FINISH of first time setup script - 2021年 09月 30日 星期四 14:54:32 CST

Exited with FAILED Full log located at - /opt/selks/log/selks-first-time-setup_stamus.log Press enter to continue

I think it is the removed index that I delete caused this problem.

pevma commented 2 years ago

What selks version are you using ? What is the output of selks-health-check_stamus (as requested earlier https://github.com/StamusNetworks/SELKS/issues/338#issuecomment-929002073 :) )

Linn1 commented 2 years ago

I use SELKS6.0 and it is fixed when I run "reboot now". But dele-old-log.sh still doesn't work.
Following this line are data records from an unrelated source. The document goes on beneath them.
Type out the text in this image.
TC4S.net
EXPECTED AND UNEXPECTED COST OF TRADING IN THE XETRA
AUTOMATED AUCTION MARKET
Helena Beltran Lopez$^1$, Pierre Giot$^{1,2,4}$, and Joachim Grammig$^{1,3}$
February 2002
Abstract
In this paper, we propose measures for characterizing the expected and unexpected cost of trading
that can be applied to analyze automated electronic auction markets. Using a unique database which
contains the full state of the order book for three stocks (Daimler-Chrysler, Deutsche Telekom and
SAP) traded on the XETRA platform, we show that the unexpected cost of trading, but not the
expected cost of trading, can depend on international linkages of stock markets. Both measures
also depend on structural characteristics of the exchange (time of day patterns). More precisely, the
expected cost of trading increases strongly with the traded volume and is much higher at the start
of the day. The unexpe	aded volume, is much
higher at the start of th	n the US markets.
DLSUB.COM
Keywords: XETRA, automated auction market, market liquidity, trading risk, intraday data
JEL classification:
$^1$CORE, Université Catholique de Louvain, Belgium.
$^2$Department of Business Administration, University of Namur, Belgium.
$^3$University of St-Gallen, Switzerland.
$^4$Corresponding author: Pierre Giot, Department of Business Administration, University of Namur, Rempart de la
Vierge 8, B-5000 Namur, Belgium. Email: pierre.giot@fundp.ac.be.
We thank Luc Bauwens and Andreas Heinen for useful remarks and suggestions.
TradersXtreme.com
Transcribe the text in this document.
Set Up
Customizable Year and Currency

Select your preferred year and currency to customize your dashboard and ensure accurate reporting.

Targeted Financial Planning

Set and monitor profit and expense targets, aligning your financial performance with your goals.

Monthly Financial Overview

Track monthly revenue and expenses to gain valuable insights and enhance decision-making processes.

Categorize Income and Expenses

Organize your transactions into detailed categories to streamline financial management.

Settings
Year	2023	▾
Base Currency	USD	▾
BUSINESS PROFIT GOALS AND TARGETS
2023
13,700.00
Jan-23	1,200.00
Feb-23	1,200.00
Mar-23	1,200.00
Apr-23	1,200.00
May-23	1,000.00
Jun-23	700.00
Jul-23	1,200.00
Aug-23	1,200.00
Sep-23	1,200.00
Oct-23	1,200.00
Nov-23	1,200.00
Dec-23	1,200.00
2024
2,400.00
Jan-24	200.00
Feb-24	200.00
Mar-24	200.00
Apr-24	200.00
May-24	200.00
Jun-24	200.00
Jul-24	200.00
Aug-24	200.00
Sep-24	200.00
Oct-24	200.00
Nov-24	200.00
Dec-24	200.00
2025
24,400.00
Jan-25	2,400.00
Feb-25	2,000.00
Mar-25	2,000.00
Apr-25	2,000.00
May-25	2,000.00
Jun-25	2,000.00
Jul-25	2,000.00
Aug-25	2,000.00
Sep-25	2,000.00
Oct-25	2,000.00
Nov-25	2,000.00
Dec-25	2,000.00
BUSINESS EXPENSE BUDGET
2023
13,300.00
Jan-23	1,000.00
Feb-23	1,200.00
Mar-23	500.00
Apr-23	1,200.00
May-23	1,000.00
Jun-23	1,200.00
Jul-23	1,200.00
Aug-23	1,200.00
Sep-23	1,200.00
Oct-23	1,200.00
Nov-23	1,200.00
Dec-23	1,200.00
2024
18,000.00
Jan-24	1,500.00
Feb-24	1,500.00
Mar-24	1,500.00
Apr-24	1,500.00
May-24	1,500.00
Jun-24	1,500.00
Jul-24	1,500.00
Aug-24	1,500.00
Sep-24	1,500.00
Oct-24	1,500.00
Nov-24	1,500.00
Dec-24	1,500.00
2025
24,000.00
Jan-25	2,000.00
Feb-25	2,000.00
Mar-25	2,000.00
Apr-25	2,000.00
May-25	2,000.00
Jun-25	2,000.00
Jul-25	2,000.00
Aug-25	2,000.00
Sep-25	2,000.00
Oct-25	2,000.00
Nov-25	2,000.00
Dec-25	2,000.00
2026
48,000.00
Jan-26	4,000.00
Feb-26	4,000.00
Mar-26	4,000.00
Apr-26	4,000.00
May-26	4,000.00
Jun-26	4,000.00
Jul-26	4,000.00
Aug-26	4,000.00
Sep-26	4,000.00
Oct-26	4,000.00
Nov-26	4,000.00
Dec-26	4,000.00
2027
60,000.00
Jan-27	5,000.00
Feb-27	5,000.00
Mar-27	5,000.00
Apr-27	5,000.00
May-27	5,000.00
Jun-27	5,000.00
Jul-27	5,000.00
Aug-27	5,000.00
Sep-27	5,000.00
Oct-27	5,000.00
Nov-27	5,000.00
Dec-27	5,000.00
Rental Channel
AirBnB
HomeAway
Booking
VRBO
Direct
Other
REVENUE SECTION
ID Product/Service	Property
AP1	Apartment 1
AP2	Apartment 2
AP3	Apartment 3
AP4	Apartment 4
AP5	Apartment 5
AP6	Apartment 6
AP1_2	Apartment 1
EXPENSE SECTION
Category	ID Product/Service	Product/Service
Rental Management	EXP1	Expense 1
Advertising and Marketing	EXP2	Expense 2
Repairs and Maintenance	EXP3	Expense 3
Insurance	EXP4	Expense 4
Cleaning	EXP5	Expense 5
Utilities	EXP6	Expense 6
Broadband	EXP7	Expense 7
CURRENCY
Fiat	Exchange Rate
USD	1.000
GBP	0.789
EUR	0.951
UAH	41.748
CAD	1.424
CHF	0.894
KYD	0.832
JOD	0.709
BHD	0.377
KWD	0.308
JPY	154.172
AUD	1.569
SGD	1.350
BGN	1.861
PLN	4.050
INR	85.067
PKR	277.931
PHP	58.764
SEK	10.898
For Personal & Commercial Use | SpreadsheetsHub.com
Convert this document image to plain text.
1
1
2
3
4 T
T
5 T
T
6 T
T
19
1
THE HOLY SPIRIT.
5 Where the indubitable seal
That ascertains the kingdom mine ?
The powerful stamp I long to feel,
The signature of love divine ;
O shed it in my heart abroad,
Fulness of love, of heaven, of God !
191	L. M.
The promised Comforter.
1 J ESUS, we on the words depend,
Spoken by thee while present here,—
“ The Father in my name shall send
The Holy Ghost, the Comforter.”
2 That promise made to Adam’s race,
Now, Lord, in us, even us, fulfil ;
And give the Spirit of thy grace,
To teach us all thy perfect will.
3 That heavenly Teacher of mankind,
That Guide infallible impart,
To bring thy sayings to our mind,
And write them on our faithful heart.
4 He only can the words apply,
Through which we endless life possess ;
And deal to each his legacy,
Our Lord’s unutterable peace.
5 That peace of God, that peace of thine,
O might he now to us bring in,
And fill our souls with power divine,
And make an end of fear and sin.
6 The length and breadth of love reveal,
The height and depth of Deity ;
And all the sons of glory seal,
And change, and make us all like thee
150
The output of running dele-old-log: root@selks:~# /opt/selks/delete-old-logs.sh 2021-10-08 10:26:57,502 INFO Instantiating client object 2021-10-08 10:26:57,503 INFO Testing client connectivity 2021-10-08 10:26:57,508 INFO Successfully created Elasticsearch client object with provided settings 2021-10-08 10:28:57,532 CRITICAL Failed to complete action: delete_indices. <class 'curator.exceptions.FailedExecution'>: Failed to get indices. Error: TransportError(503, 'master_not_discovered_exception', None)

The space is 100% used. What can I delete to free some space?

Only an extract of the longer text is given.